One limitation of testing the N171-82Q mice at an early stage of illness is that we cannot clearly correlate increased BDNF levels to increased motor performance, given that these mice did not show overt motor dysfunction at 10 weeks of age. Previous studies have shown improvement in motor deficits in HD transgenic mice upon BDNF administration [12, [14, [20]. Hence, we expect that longer treatment with GA in this mouse model will improve the motor deficits observed at later stages of illness. Another limitation is that the dose of GA used in this study, and other mouse studies [33, [35], is higher than the human equivalent of 20 mg/day. Hence, the effect of GA on BDNF must be measured at lower doses in order to fully translate these findings into human therapeutics. These studies are the subject of ongoing work by the authors.
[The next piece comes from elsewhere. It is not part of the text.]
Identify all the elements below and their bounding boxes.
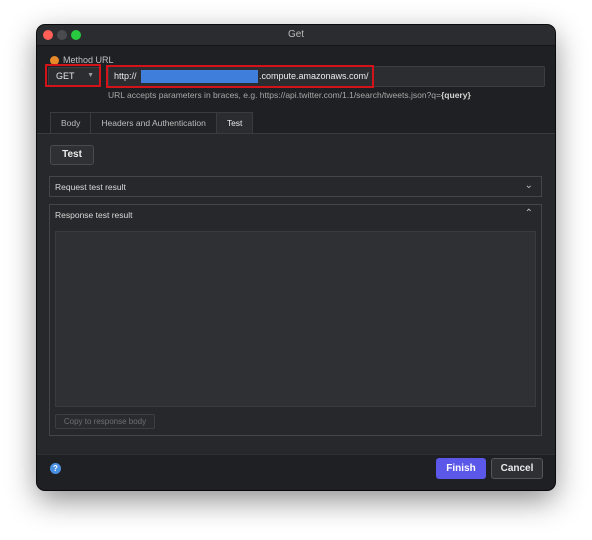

The mechanism of how GA elevates BDNF levels is not clear at this time. Given the lack of change in Bdnf mRNA after GA administration, it is possible that the mechanism involves enhancing BDNF protein stability. Nonetheless, in these proof-of-principle studies, we suggest that GA could be a useful therapeutic for HD patients. Over the last 10-15 years, abundant research has characterized the clinical efficacy and safety of GA [44]. GA does not generate neutralizing antibodies and has no known drug interactions. More than 1 million patient-years of experience attest to the safety and tolerability of this compound. The excellent safety and tolerability record of GA makes it an ideal candidate for drug repurposing efforts for HD.

Footnotes

Conflicts of interest: Nothing to report.